Starting with the definition of the Dirac delta function,

[skrtic]

Homework Statement

Starting with the definition of the Dirac delta function, show that [itex] \delta( \sqrt{x}) [/itex]um... i have looked in my book and looked online for a problem like this and i really have no clue where to start. the only time i have used the dirac delta function is in an integral with another function and never with it in this form, only like delta(x-a).looking for guidance.

 

[Mark44]

Homework Statement

Starting with the definition of the Dirac delta function, show that [itex] \delta( \sqrt{x}) [/itex]

Show that [itex]\delta( \sqrt{x}) [/itex] is what?

 

[skrtic]

sorry about that.

equal to 0

 

[Mark44]

How is the Dirac delta function defined?
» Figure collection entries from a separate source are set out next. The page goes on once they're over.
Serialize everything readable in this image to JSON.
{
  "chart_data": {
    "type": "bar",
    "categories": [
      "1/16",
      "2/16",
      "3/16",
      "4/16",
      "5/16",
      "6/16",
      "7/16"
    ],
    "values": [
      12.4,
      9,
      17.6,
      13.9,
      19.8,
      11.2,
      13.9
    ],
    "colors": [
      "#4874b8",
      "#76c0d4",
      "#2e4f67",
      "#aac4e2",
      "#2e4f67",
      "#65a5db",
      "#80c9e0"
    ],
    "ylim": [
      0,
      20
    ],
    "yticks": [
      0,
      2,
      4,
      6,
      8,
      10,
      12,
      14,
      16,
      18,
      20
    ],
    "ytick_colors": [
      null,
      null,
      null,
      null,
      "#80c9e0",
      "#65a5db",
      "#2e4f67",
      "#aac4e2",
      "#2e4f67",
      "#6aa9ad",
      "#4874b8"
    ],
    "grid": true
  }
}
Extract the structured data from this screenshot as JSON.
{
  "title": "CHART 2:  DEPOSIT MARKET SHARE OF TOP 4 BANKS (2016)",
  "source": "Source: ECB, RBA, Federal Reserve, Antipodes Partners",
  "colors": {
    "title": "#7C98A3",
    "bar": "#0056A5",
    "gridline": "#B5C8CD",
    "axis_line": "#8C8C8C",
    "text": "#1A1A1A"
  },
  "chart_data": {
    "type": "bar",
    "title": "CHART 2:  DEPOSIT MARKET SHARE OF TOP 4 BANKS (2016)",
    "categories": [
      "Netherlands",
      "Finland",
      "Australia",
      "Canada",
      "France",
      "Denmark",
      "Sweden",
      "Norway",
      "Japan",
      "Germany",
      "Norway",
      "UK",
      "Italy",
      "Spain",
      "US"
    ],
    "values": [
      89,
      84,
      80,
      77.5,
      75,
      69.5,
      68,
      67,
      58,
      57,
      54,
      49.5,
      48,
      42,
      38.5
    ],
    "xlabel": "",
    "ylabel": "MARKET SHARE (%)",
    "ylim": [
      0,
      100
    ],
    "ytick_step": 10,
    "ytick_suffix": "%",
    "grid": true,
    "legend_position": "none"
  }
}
The problem asks you to start with this definition.

 

[skrtic]

from what i get out of the text. it is what replaces an inner product that vanishes if x doesn't equal x'.

I also know that it's integral is unity.

 

[Avodyne]

[tex]\int_{-\infty}^{+\infty}dx\,f(x)\delta(x)=f(0)[/tex]

Now, if only the argument of the delta function was [itex]\sqrt{z}[/itex] instead of [itex]x[/itex] ... hmmm, how could we make this happen?

 

[skrtic]

let x= [itex] \sqrt{z} [/itex] then dx=(1/2)z^(-1/2)dz

and we get [itex] \int_{-\infty}^{\infty}dz z^{-1/2} f(z^{-1/2})\delta(z^{-1/2}) [/itex]

 

[skrtic]

is this a valid assumption

treat [itex] \delta(\sqrt{x}) [/itex] as [itex] \delta(\sqrt{x}-0) [/itex]

 

[Hurkyl]

Aside: I know the hand-wavy argument is clear, but does anyone know of a source that actually defines the result of composing a distribution with a function of some sort?

 

[skrtic]

so assuming i made the substitution right and that was what i was supposed to do, i still don't see how i proved that it equals zero.

is that supposed to say if i plug in zero for x i get zero?

and even if i treat [itex]
\delta(\sqrt{x})
[/itex] as [itex]
\delta(\sqrt{x}-0)
[/itex]
i still don't have a function to plug zero into.

i am still quite confused about what i am trying to do.

 

[George Jones]

Aside: I know the hand-wavy argument is clear, but does anyone know of a source that actually defines the result of composing a distribution with a function of some sort?

Section 7.4.d Composition of [itex]\delta[/itex] with a function, from Mathematics for Physics and Physicists by Walter Appel.

The idea, as usual, is to to use the distribution obtained by integrating a locally integrable function against test functions to motivate a more general definition.

1. Use locally integrable [itex]g[/itex] and integration to generate a distribution [itex]G[/itex].

2. Use locally integrable [itex]g \circ f[/itex] and integration to generate a distribution denoted by [itex]G \circ f[/itex].

3. If [itex]x[/itex] is the integration variable in 2., make the substitution [itex]y = f(x)[/itex].

4. Relate [itex]G \circ f[/itex] to [itex]G[/itex].

5. Use 4. to motivate the definition of [itex]T \circ f[/itex] in tems of an arbitrary distribution [itex]T[/itex] and differentiable and bijective function [itex]f[/itex].

If I get time tomorrow, I might type in the details.